Time is just blowing by like a Kenyan in a foot race and with every day that passes I go into a little more shock about my big move. Most people don’t do this kind of thing unless they are a) in a college exchange program; b) sponsored by a company that is offering a fantastic job; or c) madly in love with a foreigner and getting married.

Not me.

I’m going to Ireland because I want to put myself in a new environment, somewhere fascinating and unfamiliar, a place that I’ll grow into. Mind you, I’m doing it legally (I have an incredible paper trail to prove it) but without the reassurance of a sponsorship or husband or anything of the sort. While I do have a wonderful group of Irish friends who I will be depending on quite heavily for the first few weeks, I am determined to carve out a new life for myself there, on my own.

Right now, amidst all the packing and organizing and planning, I’m having fun thinking about what that new existence is going to be like. This morning as I enjoyed my usual breakfast of coffee and a runny egg with a slice of cheese sandwiched inside a whole wheat English muffin, I thought about whether I will continue to eat the same egg sandwich once I’m in Ireland. Maybe I’ll switch to tea, with a splash of milk, and fix myself a slice of crumbly, brown bread with a smear of butter and jam on those cold, Irish mornings. Perhaps on the weekends I’ll go down to the local pub for a proper fry-up of eggs, rashers, sausages, fried bread, beans and black and white puddings. It’s fun to think about.

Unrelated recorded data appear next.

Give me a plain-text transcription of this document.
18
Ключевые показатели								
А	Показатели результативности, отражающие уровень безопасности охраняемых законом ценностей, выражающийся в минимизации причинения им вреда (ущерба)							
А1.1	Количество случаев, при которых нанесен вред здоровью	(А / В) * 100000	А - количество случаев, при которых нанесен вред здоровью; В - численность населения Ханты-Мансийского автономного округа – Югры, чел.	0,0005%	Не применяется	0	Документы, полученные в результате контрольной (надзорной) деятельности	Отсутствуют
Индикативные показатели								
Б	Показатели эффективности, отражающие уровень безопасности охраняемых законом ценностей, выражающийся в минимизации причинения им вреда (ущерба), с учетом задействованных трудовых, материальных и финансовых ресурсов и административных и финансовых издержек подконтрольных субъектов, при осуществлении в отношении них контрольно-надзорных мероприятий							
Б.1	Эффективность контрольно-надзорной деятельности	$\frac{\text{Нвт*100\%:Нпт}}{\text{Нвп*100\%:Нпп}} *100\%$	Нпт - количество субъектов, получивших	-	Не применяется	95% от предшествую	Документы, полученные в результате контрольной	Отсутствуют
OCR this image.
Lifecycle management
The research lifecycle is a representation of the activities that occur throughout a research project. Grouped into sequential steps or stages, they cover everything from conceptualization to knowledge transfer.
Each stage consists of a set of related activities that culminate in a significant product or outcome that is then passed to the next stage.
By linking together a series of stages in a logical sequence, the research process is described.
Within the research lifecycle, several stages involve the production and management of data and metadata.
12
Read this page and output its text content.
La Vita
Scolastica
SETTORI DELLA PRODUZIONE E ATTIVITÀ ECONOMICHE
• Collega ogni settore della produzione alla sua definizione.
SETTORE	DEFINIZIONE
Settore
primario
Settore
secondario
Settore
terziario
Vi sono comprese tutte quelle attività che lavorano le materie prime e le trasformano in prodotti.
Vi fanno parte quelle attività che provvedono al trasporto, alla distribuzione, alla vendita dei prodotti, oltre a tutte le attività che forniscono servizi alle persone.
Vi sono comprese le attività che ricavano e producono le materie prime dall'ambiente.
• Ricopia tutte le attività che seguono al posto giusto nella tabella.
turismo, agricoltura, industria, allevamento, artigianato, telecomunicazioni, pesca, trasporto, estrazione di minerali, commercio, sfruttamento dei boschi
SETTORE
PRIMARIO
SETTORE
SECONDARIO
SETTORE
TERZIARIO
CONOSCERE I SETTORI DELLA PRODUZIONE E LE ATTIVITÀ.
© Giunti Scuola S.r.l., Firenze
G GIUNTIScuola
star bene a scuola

I imagine my first time grocery shopping at the local Tesco, both overwhelmed and enchanted by all the new products on the shelves. Smoked eel, chocolate digestive biscuits, Barry’s Tea, Marrowfat Peas, Irish vintage cheddar…will these items become staples in my cart? I’ll be living close to Clogherhead, a village known for its fishing. I wonder if I can go straight to the docks and purchase some lobster from the fishermen? I’ve heard the Irish waters are ripe with sea urchin, is this true? All things I will soon discover.

It won’t be all fun and frolic. After I settle into my new apartment and the hype of my arrival wears off, the fact that I am thousands of miles from home will sink in. My friend Steve can’t meet me for spontaneous happy hours at our favorite hangout, and I won’t be able to meet my friend Tawny at Griffith Park for hiking. Our family dinners; those hours-long, wine drenched evenings full of spectacular, homemade food and easy conversation will be limited to the holidays, at least for a while.

But there will be many new distractions, some of which will fade away and others that will become a part of me. And in due time, those things and people and experiences will morph into something more; something that resembles a new life.